Sunday, December 14, 2014

PERSPECTIVE

As the saying goes, "Perspective Is Everything."  That is usually the case, especially for me today. For years, I have wanted to see Trans Siberian Orchestra's Christmas Program. THIS WAS MY YEAR TO GO.

I bought two tickets as soon as they went on sale. I have been so excited. It was to be MY present this year. It was like "waiting for Santa."  Yesterday, I had even picked out what I was going to wear. It was all laid out. The tension was building and I hardly slept last night. When I did sleep, I dreamed about the performance. SHOULD I TAKE EAR PLUGS OR NOT? (I had heard it was extremely loud) and then I woke up.

Why my head decided to be dizzy today, I don't know. Or, was it my stomach deciding to be nauseated?  I don't drink, but I was staggering to walk. My son got a pail, just in case I needed it.

I took my medication.  (I have inner ear problems so vertigo occasionally is not unusual.) My son was to go shopping.  He kept asking if he should stay home. There was really no reason for him to stay so I told him to go ahead. It would surely go away. He text while he was gone asking if I was okay. I assured him I was. I took some additional medication.

He got home around 1:00. There was still very little relief. I even ate some scrambled eggs thinking that might help. (I was happy they stayed down. It was "iffy" for a while.) We were to leave about 2:00, as the performance was at 3:00. There was little change. I still had trouble walking down the hallway. It was time to make a decision.

I was devastated. I had been so wrapped up in that performance that I had hardly thought about. anything else for weeks. And, now I couldn't even stand long enough to take a shower.  I didn't even feel like taking one. "The Girls" came home Friday. They were part of "THE SHOPPING GROUP." I told my son to ask them if they wanted to go. They did. At least the tickets were not wasted.
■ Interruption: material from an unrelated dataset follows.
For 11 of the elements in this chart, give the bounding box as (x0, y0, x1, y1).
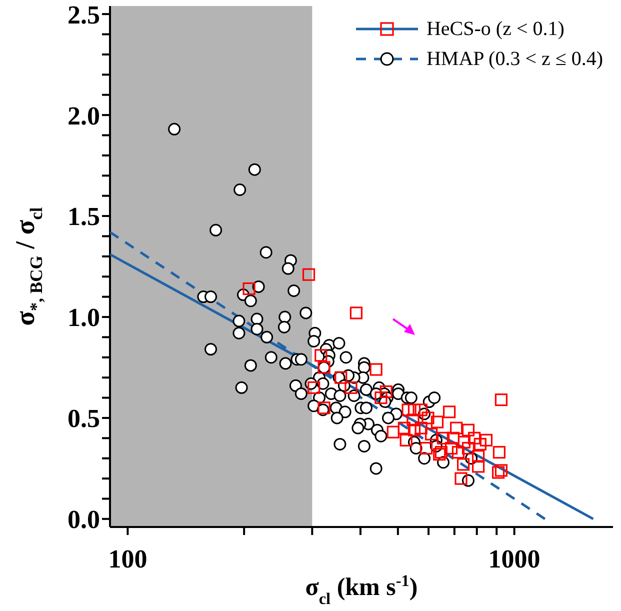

So... What did I learn from this experience?  God reminded me of how blessed I am - every single day of my life. I have a beautiful, warm home. Our refrigerator is full of food. My car has gas and is in fairly good condition. And, I have friends and family that love me ANYWAY. As Rich used to say, "IN THE SCHEME OF THINGS" this just isn't that important. (There is still a small part of me that wants to have a SMALL pity party. But, thank The Lord, it doesn't last very long any more.)